2008-09-06 10:35:16 UTC

Some additional data points I think it's worth sharing.

When I signed up to LKML, I setup a rule in Tbird that matched on the
List-Id: header to move mails into a folder. However, I started noticing
that not all mails were being moved: my LKML folder now has 553 mails,
and my Inbox has ten mails which failed to move according to the rule
(which is probably conservative because I know I moved a few manually too).

I've discovered that these mails all have one thing in common; they're
missing store properties such as nmap.mail.headersize. I believe that
Tbird is requesting the header, and our Imap agent isn't able to oblige
because it doesn't know. The mail is appearing, but it's not getting
sorted according to the rule. Basically, these are all failures in our
mail parsing routines.

10 out of 553 is about 2% of mail, so based on the mails to LKML our
parser is only working 98% of the time. Granted, those ten mails
represent about four authors, but what's slightly odd is that their
mails don't fail every time - only some of the time.

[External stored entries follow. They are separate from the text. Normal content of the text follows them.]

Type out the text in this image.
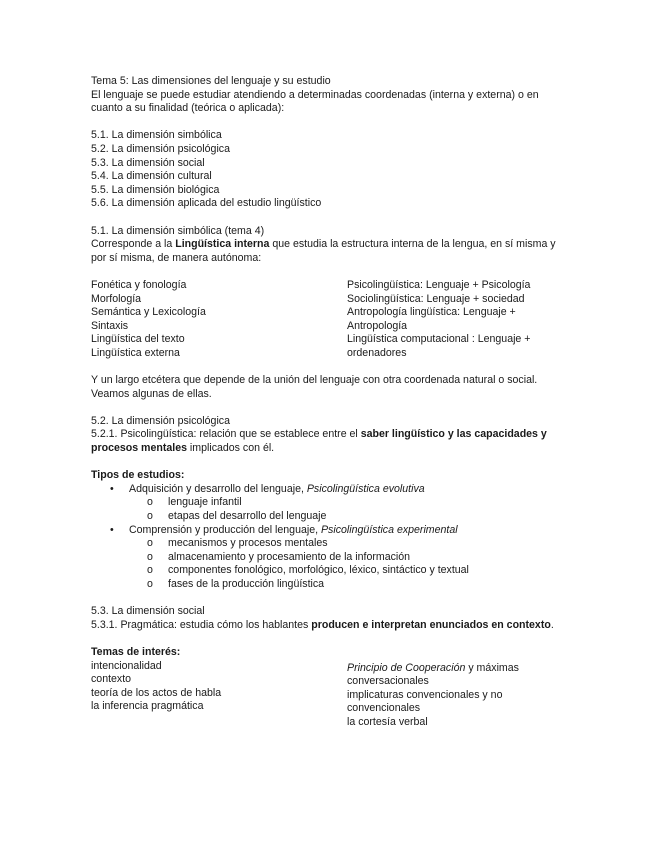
Tema 5: Las dimensiones del lenguaje y su estudio

El lenguaje se puede estudiar atendiendo a determinadas coordenadas (interna y externa) o en cuanto a su finalidad (teórica o aplicada):

5.1. La dimensión simbólica

5.2. La dimensión psicológica

5.3. La dimensión social

5.4. La dimensión cultural

5.5. La dimensión biológica

5.6. La dimensión aplicada del estudio lingüístico

5.1. La dimensión simbólica (tema 4)

Corresponde a la Lingüística interna que estudia la estructura interna de la lengua, en sí misma y por sí misma, de manera autónoma:

Fonética y fonología

Morfología

Semántica y Lexicología

Sintaxis

Lingüística del texto

Lingüística externa

Psicolingüística: Lenguaje + Psicología

Sociolingüística: Lenguaje + sociedad

Antropología lingüística: Lenguaje + Antropología

Lingüística computacional : Lenguaje + ordenadores

Y un largo etcétera que depende de la unión del lenguaje con otra coordenada natural o social. Veamos algunas de ellas.

5.2. La dimensión psicológica

5.2.1. Psicolingüística: relación que se establece entre el saber lingüístico y las capacidades y procesos mentales implicados con él.

Tipos de estudios:

• Adquisición y desarrollo del lenguaje, Psicolingüística evolutiva
o lenguaje infantil
o etapas del desarrollo del lenguaje
• Comprensión y producción del lenguaje, Psicolingüística experimental
o mecanismos y procesos mentales
o almacenamiento y procesamiento de la información
o componentes fonológico, morfológico, léxico, sintáctico y textual
o fases de la producción lingüística

5.3. La dimensión social

5.3.1. Pragmática: estudia cómo los hablantes producen e interpretan enunciados en contexto.

Temas de interés:

intencionalidad

contexto

teoría de los actos de habla

la inferencia pragmática

Principio de Cooperación y máximas conversacionales

implicaturas convencionales y no convencionales

la cortesía verbal
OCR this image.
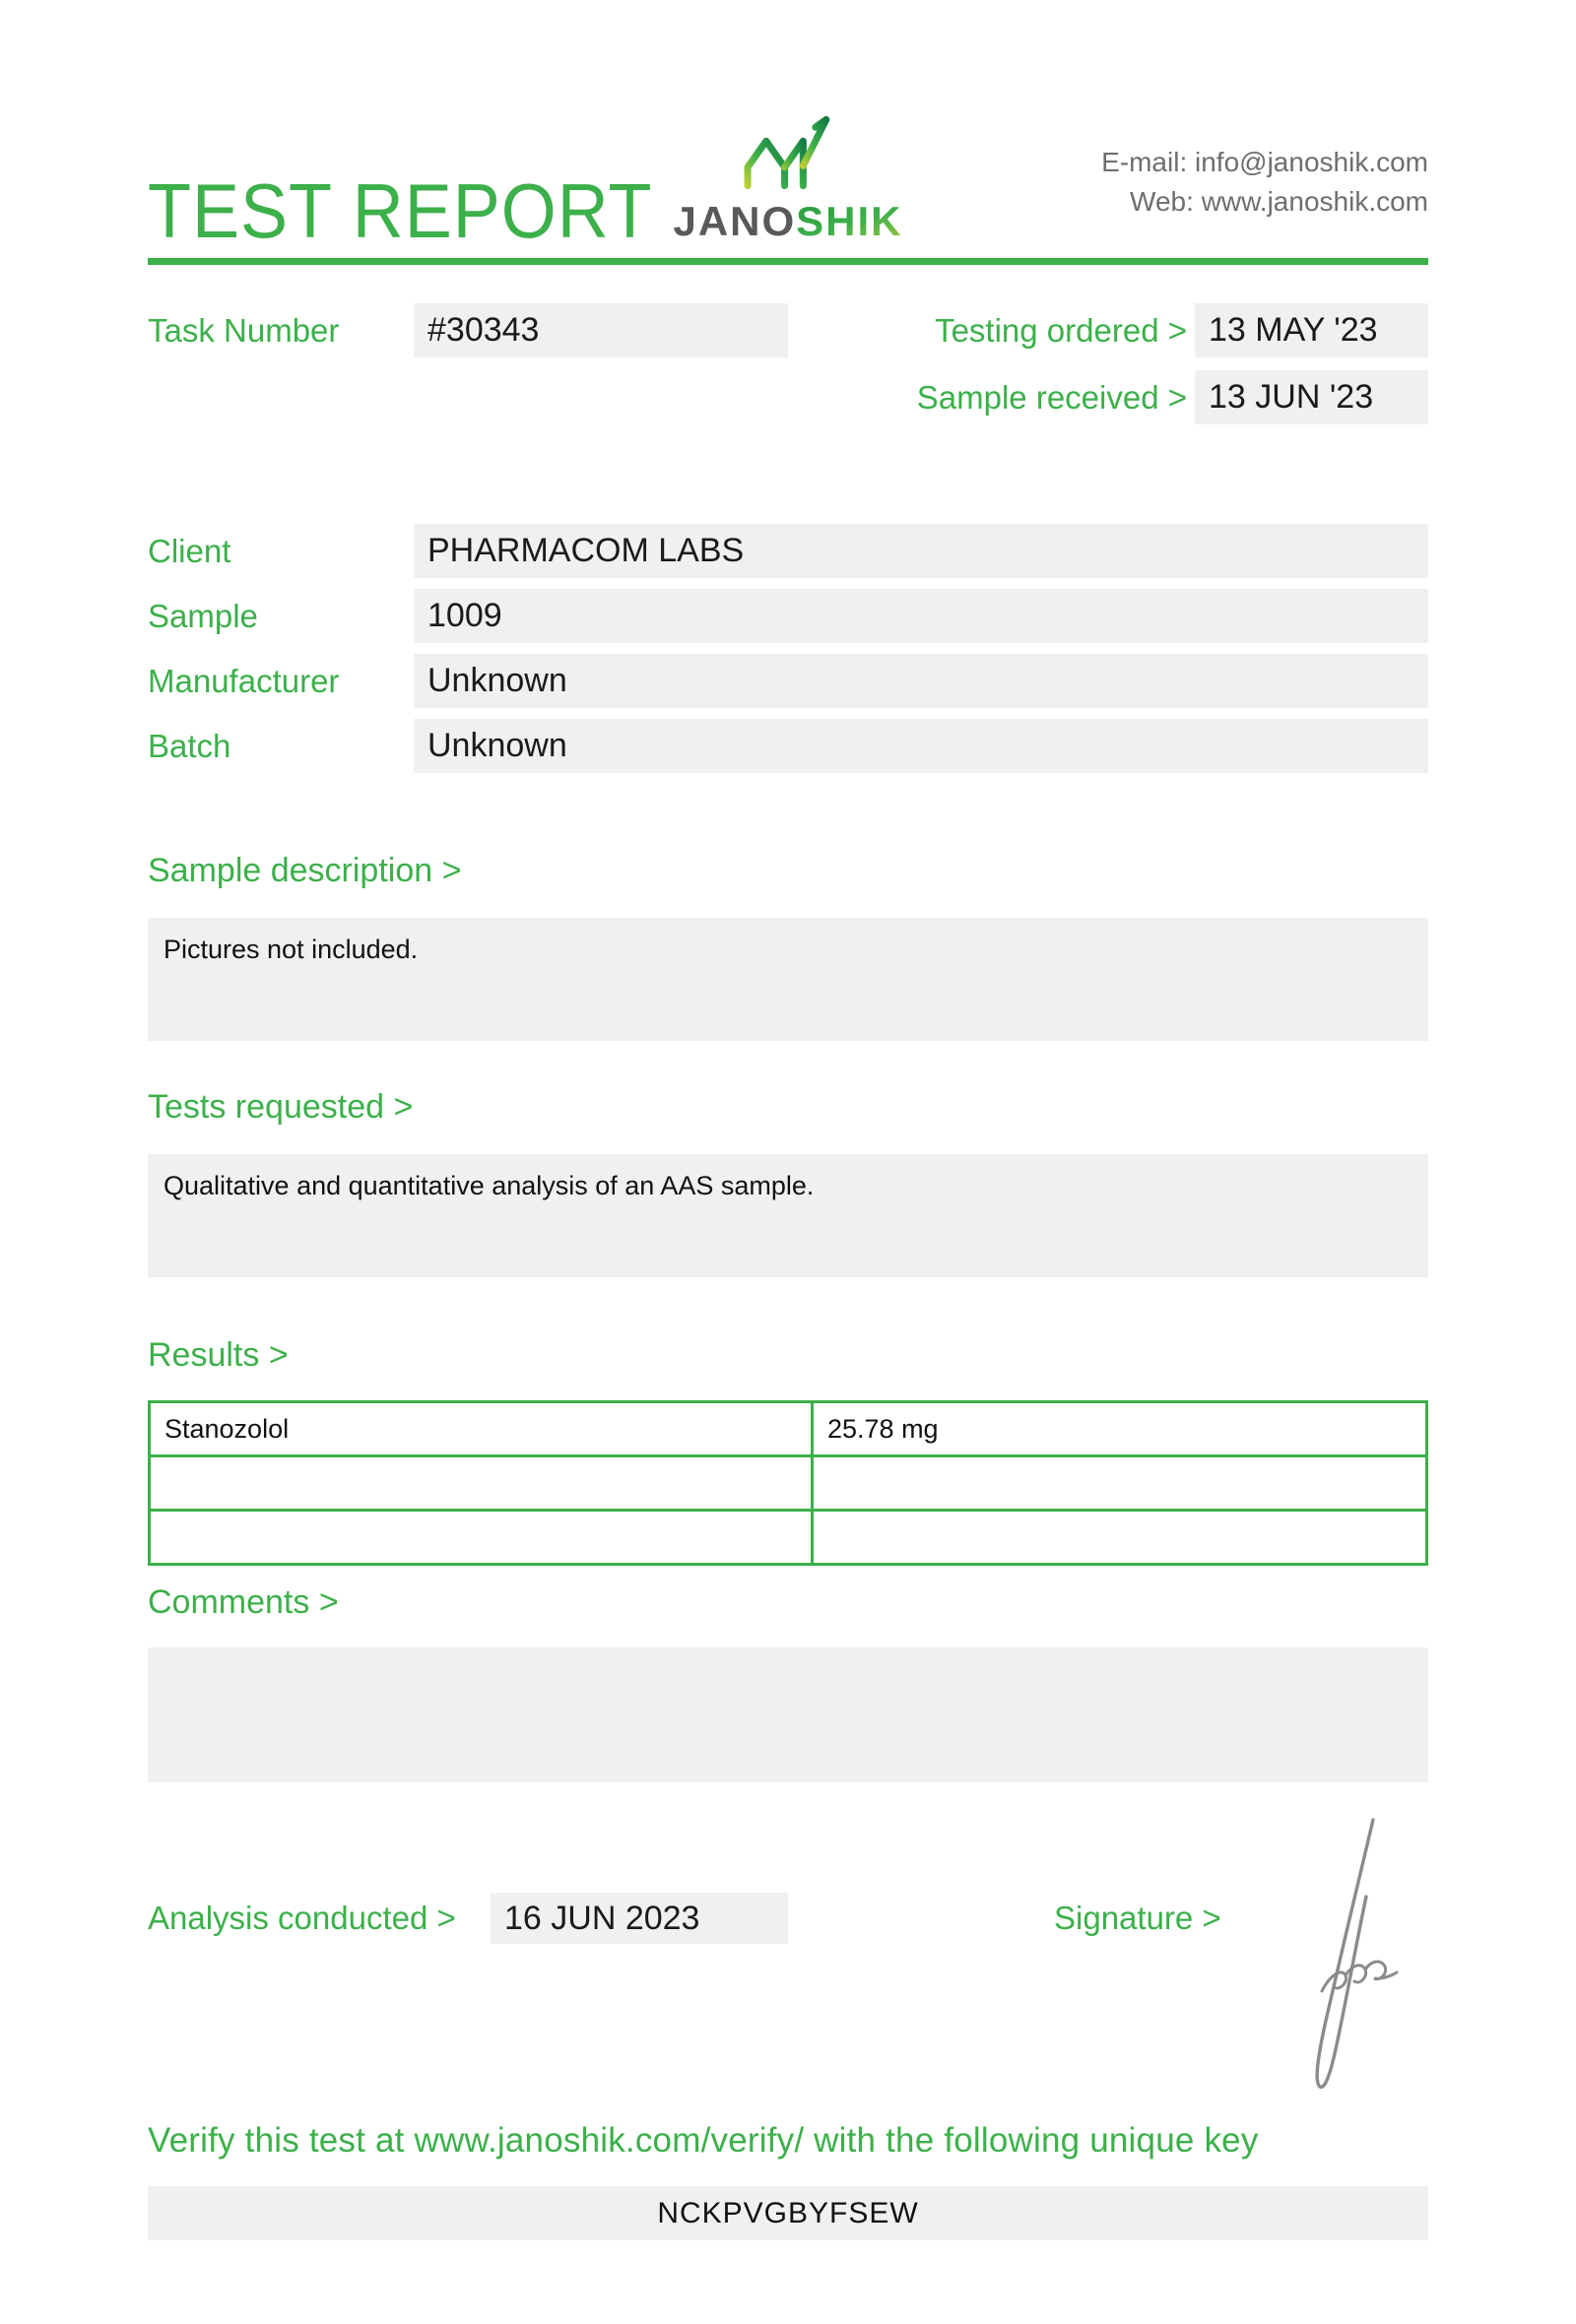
TEST REPORT JANOSHIK
E-mail: info@janoshik.com
Web: www.janoshik.com
Task Number	#30343	Testing ordered > 13 MAY '23
Sample received > 13 JUN '23
Client	PHARMACOM LABS
Sample	1009
Manufacturer	Unknown
Batch	Unknown
Sample description >
Pictures not included.
Tests requested >
Qualitative and quantitative analysis of an AAS sample.
Results >
Stanozolol	25.78 mg

Comments >
Analysis conducted >	16 JUN 2023	Signature >
Verify this test at www.janoshik.com/verify/ with the following unique key
NCKPVGBYFSEW
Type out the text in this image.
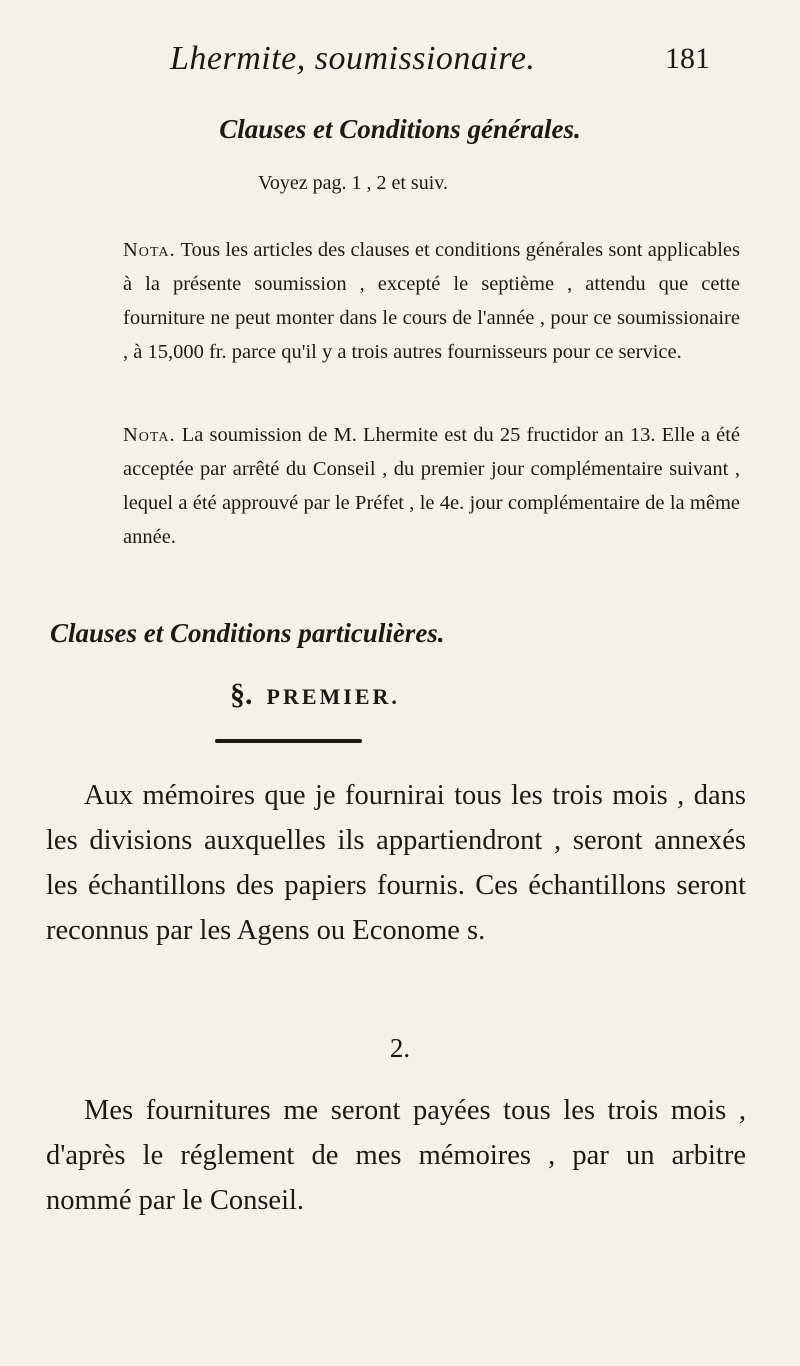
Lhermite, soumissionaire.	181
Clauses et Conditions générales.
Voyez pag. 1 , 2 et suiv.
Nota. Tous les articles des clauses et conditions générales sont applicables à la présente soumission , excepté le septième , attendu que cette fourniture ne peut monter dans le cours de l'année , pour ce soumissionaire , à 15,000 fr. parce qu'il y a trois autres fournisseurs pour ce service.
Nota. La soumission de M. Lhermite est du 25 fructidor an 13. Elle a été acceptée par arrêté du Conseil , du premier jour complémentaire suivant , lequel a été approuvé par le Préfet , le 4e. jour complémentaire de la même année.
Clauses et Conditions particulières.
§. PREMIER.

Aux mémoires que je fournirai tous les trois mois , dans les divisions auxquelles ils appartiendront , seront annexés les échantillons des papiers fournis. Ces échantillons seront reconnus par les Agens ou Econome s.

2.

Mes fournitures me seront payées tous les trois mois , d'après le réglement de mes mémoires , par un arbitre nommé par le Conseil.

I haven't had any failures from the opensuse list yet, though, and that
box has 360 mails in it.

Food for thought. Basically, the point I'm making is that while we don't
fail often, it's certainly regular and for some users will probably be
painful.

Another issue: when we don't parse stuff properly, we end up with
non-UTF8 data in the store. This makes backup and restore difficult,
because Python doesn't like outputting strings whose encoding it doesn't
know. At the moment, the failure path is to remove code points which
don't match the UTF-8 encoding with '?' characters - which is clearly
and obviously lossy.

Cheers,

Alex.